Вымпелы за чистоту и порядок – само собой. Худшие в этой категории получали вымпел с изображением свиньи. В категории построения на утреннюю линейку – черепаху. Близость к животному миру мы ощущали постоянно.
Репетиции смотра строя и песни занимали почетное место в расписании дня. Подготовка к сбору «Береги минутку!» съедала время, достаточное для обучения по ускоренной программе тригонометрии и езды на лошади. Еще что же? Понятно: в лесу не разбредаться, немытые ягоды не есть, челку от клещей прятать под панамку.
Каждый из нас в детстве побывал в роли строго опекаемого зэка.
А между всем этим мы с Тамарой валялись на лужайке, судорожно смеялись, проваливались сквозь землю и радовались мельканию собственных коленей.
В это время наши сокамерники ловили «шпионов», которые снимали с человеческих скелетов времен войны золотые часы. Некоторые часы, как они утверждали, еще были на ходу и показывали правильное время.
Но наше с Тамарой изнеможение на лужайке не имело отношения к этому через десятилетия совпавшему времени и вообще ни к чему на свете. Мы обваливались, пренебрегая симметрией обустроенной для нас жизни, в нас не было ни желаний, ни мыслей, ни даже сметливой страсти еще. Нас и самих в эти минуты не было. Природа подарила нам в это лето полное и счастливое беспамятство.
Потом жизнь то укорачивала, то ослабляла и удлиняла до неощутимости поводок, но уже никогда не теряла меня из виду. Да и я о ней не забывал.
Из дневника
Какая-то птичка зациклилась на одном и том же вопросе, на который сама и отвечает: «Ты-то кто? Ты-то кто?

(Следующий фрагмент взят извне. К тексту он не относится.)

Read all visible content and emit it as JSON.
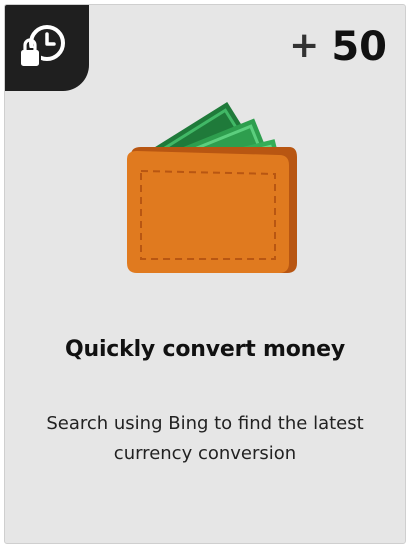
{
  "card": {
    "badge_icon": "lock-clock-icon",
    "points_prefix": "+",
    "points_value": "50",
    "illustration_icon": "wallet-with-cash-icon",
    "title": "Quickly convert money",
    "description": "Search using Bing to find the latest currency conversion"
  },
  "colors": {
    "card_background": "#e6e6e6",
    "badge_background": "#1f1f1f",
    "wallet_orange": "#e07a1f",
    "cash_green": "#2e9e4e"
  }
}
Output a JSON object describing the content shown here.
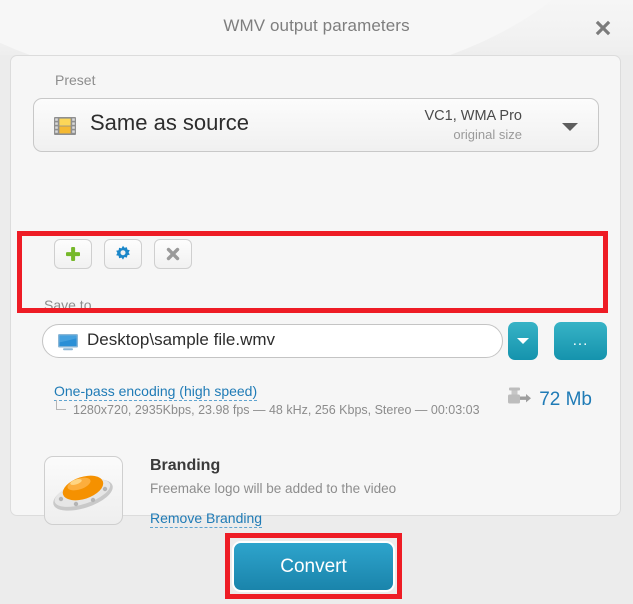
{
  "window": {
    "title": "WMV output parameters",
    "close_icon": "close-icon"
  },
  "preset": {
    "label": "Preset",
    "icon": "film-strip-icon",
    "name": "Same as source",
    "codec": "VC1, WMA Pro",
    "size": "original size",
    "dropdown_icon": "chevron-down-icon",
    "actions": [
      {
        "name": "add-preset-button",
        "icon": "plus-icon",
        "color": "#76b82a"
      },
      {
        "name": "edit-preset-button",
        "icon": "gear-icon",
        "color": "#1b87c9"
      },
      {
        "name": "delete-preset-button",
        "icon": "close-x-icon",
        "color": "#9a9a9a"
      }
    ]
  },
  "save_to": {
    "label": "Save to",
    "icon": "monitor-icon",
    "path": "Desktop\\sample file.wmv",
    "placeholder": "Desktop\\sample file.wmv",
    "dropdown_icon": "chevron-down-icon",
    "browse_label": "...",
    "accent_color": "#1593ad"
  },
  "encoding": {
    "link": "One-pass encoding (high speed)",
    "details": "1280x720, 2935Kbps, 23.98 fps — 48 kHz, 256 Kbps, Stereo — 00:03:03",
    "link_color": "#1f7bb6"
  },
  "file_size": {
    "icon": "compress-export-icon",
    "value": "72 Mb",
    "color": "#1f7bb6"
  },
  "branding": {
    "icon": "ufo-logo-icon",
    "title": "Branding",
    "description": "Freemake logo will be added to the video",
    "remove_link": "Remove Branding"
  },
  "footer": {
    "convert_label": "Convert",
    "convert_color": "#1a84ab"
  },
  "annotations": {
    "color": "#ee1c25",
    "highlights": [
      "save-to-row",
      "convert-button"
    ]
  }
}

Ты-то кто? – Фиг!» А вторая, обращая внимание не на мучительную рефлексию, а только на весенний голос: «Тор-чу! Тор-чу!» Так и сговариваются.
Старая ворона посматривает за ними мрачно. Время от времени хочет засмеяться, но только отхаркивается и никак не может взять голос.
Из дневника
Я был плохой ученик, и это меня долгое время мучило. Не то, что я мало знаю (отдельное переживание), а то, что я был плохой ученик.